DIEGO LUNA trades the spotlight for a view from behind the lens with his English-language directorial debut, Cesar Chavez.
Fans remember him best as a fun-loving teen in the 2001 international hit Y Tu Mamá También or from watching him hold his own alongside Sean Penn in Milk. But these days, Diego Luna is spending more time behind the camera lens than in front of it while producing and directing films in his native Mexico. “I love acting,” Luna says, “but I love storytelling more.”
For his English-language directorial debut, out this month — a “labor of love” biopic called Cesar Chavez, centered on the life of the civil-rights activist and farm-worker-labor organizer — he found inspiration in one person, but it’s not who you think. “This film is connected to my son and our experience in the states,” says 33-year-old Luna, dad to Jeronimo, 5, and Fiona, 3. “The whole debate about immigration, representation, power in the Mexican-American community — the father-son relationship is a huge part of this film.”
In fact, the project came to life when Luna, living in California while shooting films like Elysium and the upcoming The Book of Life, met Chavez’s son Fernando, whose strained relationship with his force-to-be-reckoned-with father becomes a major subplot. “For someone who’s Mexican, it’s such an important tale,” Luna says. “But also, it’s a very American tale. The idea is that you don’t have to be a saint or a superman to change things. You just have to be honest and passionate. Chavez was a simple man, and he gave up time with his kid to change things for his kid and for the community.”
Luna initially signed onto the film as a producer, but he soon found himself “acting more than I ever had,” taking the reins as director. “I felt like a door-to-door salesman, trying to raise money for this project,” he says. “Trying to get the actors on board, trying to get it all together. I had to convince everyone that I was the best option.”
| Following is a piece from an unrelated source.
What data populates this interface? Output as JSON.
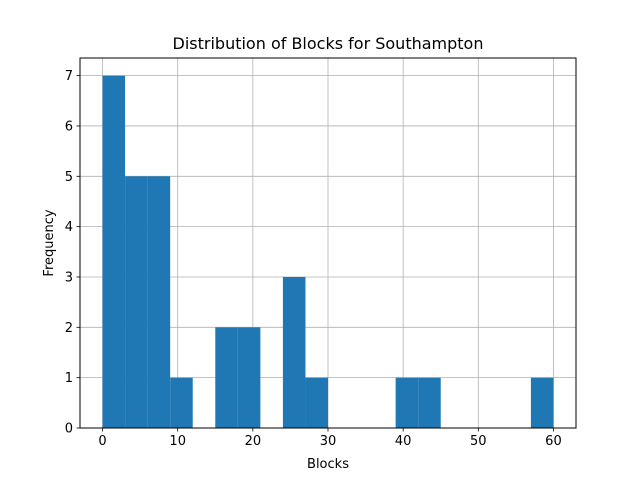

Luna says that, for his part, filmmaking is his way of focusing on family and community. “I can tell the stories I care about, and my work so far as a director is a direct reaction to my life as a father,” he explains. “I want my kids to be able to recognize themselves out there, on the screen. There’s a long way to go, but diversity is more celebrated in Hollywood than it ever was. I can’t wait to see what happens next.”